Foi a primeira vez que concorreu ao cargo?
Sim. Como disse, nunca me passou pela cabeça concorrer, mas a carência e as dificuldades que afectavam a classe me motivaram a tomar esta decisão.
Na altura eu era secretário para o Património da direcção cessante e apresentei alguns projectos que não chegaram à mesa da Associação. Nesta senda, também comecei a ver alguma ausência da prática dos actos estatutários.
Então, tive de apresentar a minha demissão para, assim, apresentar a minha candidatura porque só conseguiria tomar decisões se fosse o presidente, uma vez que, enquanto membro de órgãos sociais, não tinha esta autonomia nem esta legitimidade.
Era a nós que os problemas chegavam e nós somos indivíduos muito activos. Viajámos sempre pelo país e as pessoas vinham até nós e cobravam as responsabilidades da Associação.
Nós colhíamos as informações, fazíamos chegar à direcção, mas nada era resolvido. Então, a partir daí, tivemos que sair da comissão, eu e alguns colegas, para, a partir de fora, conseguirmos fazer a intervenção.

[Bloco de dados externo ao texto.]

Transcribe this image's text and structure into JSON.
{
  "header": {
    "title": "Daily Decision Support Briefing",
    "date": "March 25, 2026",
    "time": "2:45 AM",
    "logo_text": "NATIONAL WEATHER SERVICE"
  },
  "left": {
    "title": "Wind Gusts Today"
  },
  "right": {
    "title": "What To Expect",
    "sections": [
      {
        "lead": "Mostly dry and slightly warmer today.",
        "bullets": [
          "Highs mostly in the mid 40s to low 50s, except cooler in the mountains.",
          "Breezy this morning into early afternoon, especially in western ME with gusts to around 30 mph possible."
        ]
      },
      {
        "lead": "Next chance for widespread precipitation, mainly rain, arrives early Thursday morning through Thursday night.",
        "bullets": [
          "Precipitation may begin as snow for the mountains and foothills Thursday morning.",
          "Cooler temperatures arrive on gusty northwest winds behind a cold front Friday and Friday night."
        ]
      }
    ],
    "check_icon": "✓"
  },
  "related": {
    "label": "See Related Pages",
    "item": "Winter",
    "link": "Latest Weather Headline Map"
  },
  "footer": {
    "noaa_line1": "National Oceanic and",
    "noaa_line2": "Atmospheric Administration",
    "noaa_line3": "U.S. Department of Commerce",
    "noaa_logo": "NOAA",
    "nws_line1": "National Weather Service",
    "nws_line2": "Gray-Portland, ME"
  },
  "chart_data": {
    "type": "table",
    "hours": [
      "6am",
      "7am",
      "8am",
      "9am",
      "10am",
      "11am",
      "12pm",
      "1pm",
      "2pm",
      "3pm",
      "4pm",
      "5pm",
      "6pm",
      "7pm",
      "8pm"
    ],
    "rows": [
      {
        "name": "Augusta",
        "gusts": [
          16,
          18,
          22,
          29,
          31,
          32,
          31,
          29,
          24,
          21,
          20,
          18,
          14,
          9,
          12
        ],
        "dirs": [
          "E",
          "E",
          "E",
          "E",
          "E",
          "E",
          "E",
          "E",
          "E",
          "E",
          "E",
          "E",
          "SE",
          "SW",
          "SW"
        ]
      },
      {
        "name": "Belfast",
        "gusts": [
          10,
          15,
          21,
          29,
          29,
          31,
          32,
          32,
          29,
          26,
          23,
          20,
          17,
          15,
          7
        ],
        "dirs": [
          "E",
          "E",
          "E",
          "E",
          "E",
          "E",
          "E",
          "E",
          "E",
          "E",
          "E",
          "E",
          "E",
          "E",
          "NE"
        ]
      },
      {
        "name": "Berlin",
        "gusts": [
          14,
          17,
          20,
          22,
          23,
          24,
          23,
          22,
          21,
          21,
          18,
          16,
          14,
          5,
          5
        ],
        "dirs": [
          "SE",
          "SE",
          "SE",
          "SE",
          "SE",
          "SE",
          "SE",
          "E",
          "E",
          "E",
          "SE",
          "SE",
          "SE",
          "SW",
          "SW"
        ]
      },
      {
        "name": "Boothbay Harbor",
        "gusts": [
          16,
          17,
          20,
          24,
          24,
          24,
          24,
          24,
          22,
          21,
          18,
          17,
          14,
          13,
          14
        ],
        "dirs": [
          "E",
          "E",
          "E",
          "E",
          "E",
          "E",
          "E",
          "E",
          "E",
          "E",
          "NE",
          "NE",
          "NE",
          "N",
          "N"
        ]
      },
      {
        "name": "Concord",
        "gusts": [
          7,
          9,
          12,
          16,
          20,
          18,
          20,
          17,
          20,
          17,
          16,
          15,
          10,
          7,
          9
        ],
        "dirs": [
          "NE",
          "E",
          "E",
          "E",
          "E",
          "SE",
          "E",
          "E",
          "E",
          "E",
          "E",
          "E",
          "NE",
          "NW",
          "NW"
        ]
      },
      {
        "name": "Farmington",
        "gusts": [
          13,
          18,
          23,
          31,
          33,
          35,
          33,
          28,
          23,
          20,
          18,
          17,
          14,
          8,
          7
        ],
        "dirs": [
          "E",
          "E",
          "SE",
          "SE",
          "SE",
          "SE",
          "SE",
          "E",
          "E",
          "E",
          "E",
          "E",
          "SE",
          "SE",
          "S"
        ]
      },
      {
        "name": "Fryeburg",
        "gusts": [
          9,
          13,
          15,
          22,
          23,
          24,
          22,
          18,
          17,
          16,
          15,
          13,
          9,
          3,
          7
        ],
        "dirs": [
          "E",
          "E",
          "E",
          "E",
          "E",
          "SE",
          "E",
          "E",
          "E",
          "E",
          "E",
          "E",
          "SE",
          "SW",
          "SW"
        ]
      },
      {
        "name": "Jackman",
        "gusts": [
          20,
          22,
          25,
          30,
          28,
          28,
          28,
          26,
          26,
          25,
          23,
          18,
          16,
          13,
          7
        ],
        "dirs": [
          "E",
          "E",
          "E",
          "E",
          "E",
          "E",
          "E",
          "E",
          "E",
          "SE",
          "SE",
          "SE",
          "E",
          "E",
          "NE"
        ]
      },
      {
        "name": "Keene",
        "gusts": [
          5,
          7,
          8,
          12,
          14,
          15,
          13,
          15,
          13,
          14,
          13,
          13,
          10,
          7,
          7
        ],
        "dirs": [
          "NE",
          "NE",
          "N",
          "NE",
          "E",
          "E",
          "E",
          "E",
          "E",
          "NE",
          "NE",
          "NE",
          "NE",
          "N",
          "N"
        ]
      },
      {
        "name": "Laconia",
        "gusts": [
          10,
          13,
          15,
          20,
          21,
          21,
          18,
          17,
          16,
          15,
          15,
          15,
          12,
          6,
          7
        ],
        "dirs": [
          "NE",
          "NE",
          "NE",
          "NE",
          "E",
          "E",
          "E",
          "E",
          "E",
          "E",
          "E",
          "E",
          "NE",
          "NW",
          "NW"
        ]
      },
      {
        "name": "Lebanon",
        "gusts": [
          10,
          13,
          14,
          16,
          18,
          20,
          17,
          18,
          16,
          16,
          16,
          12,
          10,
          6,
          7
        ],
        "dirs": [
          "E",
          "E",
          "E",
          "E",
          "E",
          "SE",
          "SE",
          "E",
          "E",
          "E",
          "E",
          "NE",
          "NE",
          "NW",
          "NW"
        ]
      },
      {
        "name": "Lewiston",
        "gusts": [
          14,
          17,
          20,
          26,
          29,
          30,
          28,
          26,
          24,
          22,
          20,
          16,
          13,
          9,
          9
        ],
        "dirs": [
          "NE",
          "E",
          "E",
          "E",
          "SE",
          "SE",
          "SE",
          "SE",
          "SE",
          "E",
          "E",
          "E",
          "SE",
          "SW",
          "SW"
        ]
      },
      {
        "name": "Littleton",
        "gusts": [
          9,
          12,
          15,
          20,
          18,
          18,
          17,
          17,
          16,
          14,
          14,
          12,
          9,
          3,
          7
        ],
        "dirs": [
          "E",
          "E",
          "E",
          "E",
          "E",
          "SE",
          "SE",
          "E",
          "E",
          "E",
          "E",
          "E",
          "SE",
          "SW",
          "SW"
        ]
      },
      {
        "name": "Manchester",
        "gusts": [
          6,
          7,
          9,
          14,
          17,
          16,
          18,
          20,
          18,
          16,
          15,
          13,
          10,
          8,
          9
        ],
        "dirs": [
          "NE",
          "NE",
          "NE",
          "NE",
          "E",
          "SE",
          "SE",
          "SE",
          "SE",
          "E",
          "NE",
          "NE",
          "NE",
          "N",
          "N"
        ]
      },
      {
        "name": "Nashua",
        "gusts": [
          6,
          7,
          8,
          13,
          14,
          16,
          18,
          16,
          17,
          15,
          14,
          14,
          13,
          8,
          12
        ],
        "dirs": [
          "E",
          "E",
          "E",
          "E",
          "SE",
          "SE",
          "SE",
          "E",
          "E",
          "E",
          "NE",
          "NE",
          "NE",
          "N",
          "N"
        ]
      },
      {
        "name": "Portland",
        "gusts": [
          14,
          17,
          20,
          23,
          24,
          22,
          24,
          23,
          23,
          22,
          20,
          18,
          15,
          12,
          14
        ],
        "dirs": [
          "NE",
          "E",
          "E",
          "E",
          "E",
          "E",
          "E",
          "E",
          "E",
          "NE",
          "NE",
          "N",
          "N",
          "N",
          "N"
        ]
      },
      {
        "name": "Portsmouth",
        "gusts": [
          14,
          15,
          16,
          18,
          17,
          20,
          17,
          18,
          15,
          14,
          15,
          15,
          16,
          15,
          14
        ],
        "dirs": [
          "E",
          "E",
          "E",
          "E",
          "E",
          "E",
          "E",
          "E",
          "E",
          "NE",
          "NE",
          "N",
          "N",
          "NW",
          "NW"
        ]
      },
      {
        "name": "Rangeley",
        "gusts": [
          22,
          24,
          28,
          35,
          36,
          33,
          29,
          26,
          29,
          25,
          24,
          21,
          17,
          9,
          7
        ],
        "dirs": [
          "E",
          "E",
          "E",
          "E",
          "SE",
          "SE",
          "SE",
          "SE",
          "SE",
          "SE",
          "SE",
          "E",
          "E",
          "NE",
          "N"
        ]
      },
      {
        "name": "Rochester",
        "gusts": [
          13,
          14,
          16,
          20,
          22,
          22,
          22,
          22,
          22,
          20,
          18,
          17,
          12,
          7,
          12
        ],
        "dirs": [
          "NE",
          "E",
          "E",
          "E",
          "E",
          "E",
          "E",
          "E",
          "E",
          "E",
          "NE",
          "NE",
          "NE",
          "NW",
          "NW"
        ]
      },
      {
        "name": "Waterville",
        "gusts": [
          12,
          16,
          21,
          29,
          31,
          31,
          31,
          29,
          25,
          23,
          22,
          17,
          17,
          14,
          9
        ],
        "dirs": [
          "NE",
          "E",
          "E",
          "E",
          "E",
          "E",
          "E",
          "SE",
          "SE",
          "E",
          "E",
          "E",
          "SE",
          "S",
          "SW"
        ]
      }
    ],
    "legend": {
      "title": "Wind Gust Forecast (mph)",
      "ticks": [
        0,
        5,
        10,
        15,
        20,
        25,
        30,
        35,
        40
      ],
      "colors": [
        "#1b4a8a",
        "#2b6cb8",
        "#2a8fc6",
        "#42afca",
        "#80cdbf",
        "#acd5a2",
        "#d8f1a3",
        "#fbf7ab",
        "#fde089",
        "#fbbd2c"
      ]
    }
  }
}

Na altura havia mais concorrentes?
Quando começámos a fazer diligências com a nossa candidatura, o professor Adelino Caracol anuiu a intenção e o presidente da mesa da assembleia, professor Mena Abrantes, convocou a assembleia geral e as pessoas começaram a acreditar que era possível.
Então, a partir daí, começaram a aparecer mais listas, isto é, mais candidatos. Mais pessoas interessadas em concorrer porque nós fomos os primeiros a manifestar esta vontade.
Assim o jogo ficou bonito. Ficou uma festa da democracia e percebemos o que todo o mundo queria. Entendeu-se que os associados queriam uma nova comissão, ou, pelo menos, uma nova direcção, nem que a comissão cessante voltasse a candidatar-se, mas era importante fazer uma reestruturação da Associação.
Em algum momento houve tentativa de rejeição da sua candidatura?
Não. Antes pelo contrário, aliás, a primeira pessoa a quem eu manifestei o interesse em apresentar a minha candidatura foi o professor Adelino Caracol, que é o presidente cessante da AAT. É uma pessoa que sempre me apoiou, sempre disse que se alguém o devia substituir, este alguém seria Tony Frampénio e, por esta razão, senti-me motivado a continuar com este desiderato.
Aprofundei então as minhas ideias e apresentei a minha candidatura. Apesar de o presidente cessante ter apoiado a minha intenção, ainda assim se notou que ele não queria largar o cargo.
Apresentámos estas declarações publicamente e percebemos que, a cada dia que passava, a classe ficava cada vez mais agastada com a situação que se vivia na AAT. Nós éramos malvistos por fazer parte da associação que não resolvia os problemas da classe.
Quais foram as linhas de força que nortearam a sua campanha, ao longo da sua candidatura?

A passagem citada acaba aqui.